Representatives of candidate, potential candidate and neighbouring countries of the EU are joining members of the EMCDDA’s Reitox network in Lisbon today for the kick-off of the agency’s fourth Reitox week (1). The purpose of this annual event is to broaden the scope of regular Reitox meetings, underline the importance of the EU drug monitoring model and add impetus to the agency’s technical cooperation with countries outside the EU (2).
Reitox — the European information network on drugs and drug addiction — was set up in 1993 and is composed of 30 national monitoring centres or national focal points (NFPs) in the 28 EU Member States, Turkey and Norway, as well as a focal point at the European Commission. The NFPs — from which the agency draws the bulk of its data — collect and analyse national information on drugs, drawing on various sectors including health, justice and law enforcement.
The 2015 Reitox week (23–27 November) unites over 40 nations including: the current 30 members of the network, Russia and a number of beneficiary countries of the European Instrument for Pre-Accession Assistance (IPA) and the European Neighbourhood Policy Instrument (ENPI) (3).
The Reitox week encompasses three events: international cooperation project-related meetings; the regular Heads of focal point meeting and a Reitox ‘extended network’ meeting (4), this year focusing on ‘Women and drugs’ (24 November).

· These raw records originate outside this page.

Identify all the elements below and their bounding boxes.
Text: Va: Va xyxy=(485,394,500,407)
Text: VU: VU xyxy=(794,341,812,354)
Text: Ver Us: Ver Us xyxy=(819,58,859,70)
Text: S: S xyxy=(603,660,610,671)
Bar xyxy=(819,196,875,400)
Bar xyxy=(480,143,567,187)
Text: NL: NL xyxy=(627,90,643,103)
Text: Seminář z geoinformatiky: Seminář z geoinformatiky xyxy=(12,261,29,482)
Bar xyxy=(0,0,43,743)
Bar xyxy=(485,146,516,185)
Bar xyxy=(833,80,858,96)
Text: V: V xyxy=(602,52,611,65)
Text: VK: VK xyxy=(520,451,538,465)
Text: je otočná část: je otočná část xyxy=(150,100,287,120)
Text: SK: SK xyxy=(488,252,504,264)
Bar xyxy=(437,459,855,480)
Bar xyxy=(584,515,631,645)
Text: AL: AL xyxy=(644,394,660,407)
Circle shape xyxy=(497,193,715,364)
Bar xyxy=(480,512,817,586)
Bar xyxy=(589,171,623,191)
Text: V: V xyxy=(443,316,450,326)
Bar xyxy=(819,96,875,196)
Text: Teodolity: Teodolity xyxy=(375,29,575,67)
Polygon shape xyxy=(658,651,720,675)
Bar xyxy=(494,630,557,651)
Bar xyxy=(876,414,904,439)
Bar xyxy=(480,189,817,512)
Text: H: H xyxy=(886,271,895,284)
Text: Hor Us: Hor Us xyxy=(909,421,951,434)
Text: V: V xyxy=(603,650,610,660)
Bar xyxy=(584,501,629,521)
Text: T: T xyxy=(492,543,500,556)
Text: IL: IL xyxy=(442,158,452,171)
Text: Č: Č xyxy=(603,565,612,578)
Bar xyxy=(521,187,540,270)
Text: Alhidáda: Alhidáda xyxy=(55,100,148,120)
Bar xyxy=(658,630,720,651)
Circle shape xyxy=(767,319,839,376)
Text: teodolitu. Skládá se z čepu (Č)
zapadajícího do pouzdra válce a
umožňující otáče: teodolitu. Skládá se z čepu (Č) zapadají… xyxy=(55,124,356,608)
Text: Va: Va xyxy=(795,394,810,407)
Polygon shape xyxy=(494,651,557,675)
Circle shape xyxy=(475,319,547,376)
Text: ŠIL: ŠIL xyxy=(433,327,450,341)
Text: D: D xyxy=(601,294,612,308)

Experts and researchers from France, Italy, Latvia, Malta, Norway and the Lebanon will explore in this session the implications of gender for drug use, drug treatment, harm reduction and service planning.
‘Once countries join the EU, they are automatically required to participate in the work of the EU agencies’, says Wolfgang Götz, EMCDDA Director. ‘This is why aspiring EU members are encouraged to play an active role in the work of the agencies before entering the Union to ensure that, on accession, they are fully operational in the specific field. Participation in events such as Reitox week can help these countries strengthen their national information systems and gain access to tools and expertise to implement their own national strategies and responses to the drugs problem’.